The first report of manganese being mined in Nicholsville was in 1885 when Alex McPhail produced three barrels of ore by extracting a vein for 123 metres along Zebe Brook.
In 1908, an eight-foot test pit was sunk by A. Banks of Morristown.
W. E. Bishop of Aylesford sank a 7.5 metre shaft in 1918 and dug a small, 2.5 metre tunnel at the bottom. Bishop also sank a second, 18-metre shaft 18.3 metres to the east hoping to find that the vein continued in that direction, but the second shaft missed the mineralized zone completely and was abandoned.
In 1919, mining engineer W. F. Jennison wrote a memo to W. E. Bishop in which he said, “The prospecting work done here on this mineral has been very expensive and gives but little information regarding the extent of the deposit or its true value, which the surface conditions would indicate. It has, however, shown sufficient encouragement to warrant further expenditure.”
Jennison blamed the lack of exploration success on the men who had been running the site: “This is due principally to the lack of knowledge, on the part of the operators, in this kind of work. Therefore, if this work is to proceed, the first recommendation is to secure the services of one or more men who are familiar with prospecting and preliminary mine development, as well as someone to advise as the work proceeds.”
Since Bishop operated the site in 1918, and Jennison criticized the site’s past operators in 1919, his comments appear to rebuke Bishop as well as those who worked the deposit before him. It is not known how Bishop reacted to Jennison’s comments.
In 1920, Bishop formed the Aylesford Manganese Company to carry on development and mining, but nothing further was done.
According to a 1920 Geological Survey of Canada report, “ten feet west of the shaft the vein is said to be cut by a fault that appears to extend northwesterly along the eastern side of Palmer Road and to cut the belt of quartzites with a right-hand displacement of over 100 feet.” In geology, a fault is a fracture, or zone of fractures, between two blocks of rock.
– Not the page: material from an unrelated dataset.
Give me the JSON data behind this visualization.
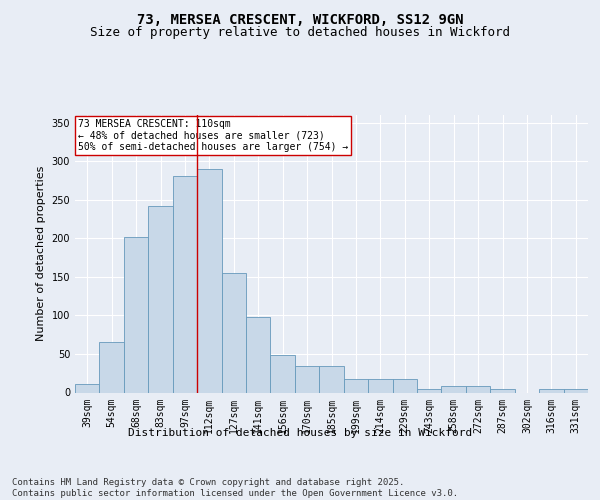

Faults are caused by geological forces like tectonic plate movement and they allow the blocks of rock to move relative to each other. Faults are a challenge in mining because they can cause deposits to be split, moving part of the deposit to a different, often hard-to-find, location. In this case, the suggestion was that the extension of the manganese vein was about 100 feet to the northwest.
The property was inactive until 1953 when G. Bowlby did some trenching, bulldozing, blasting and minor diamond drilling.
In late 1960s and early 1970s, the Nova Scotia Department of Mines carried out an inventory of manganese deposits throughout the province. The Nicholsville property was deemed to warrant special attention so in 1972 the Department carried out an eight-hole, diamond-drilling program. The drilling found that the deposit also contains barite and sulphide-rich zones of pyrite with minor levels of copper, lead and silver. All of this makes the site interesting geologically. It is not just a simple manganese deposit and it may have potential to produce other metals.
Manganese is a critical mineral today because it is in steel alloys and in lithium-ion batteries used in electric vehicles and electronics.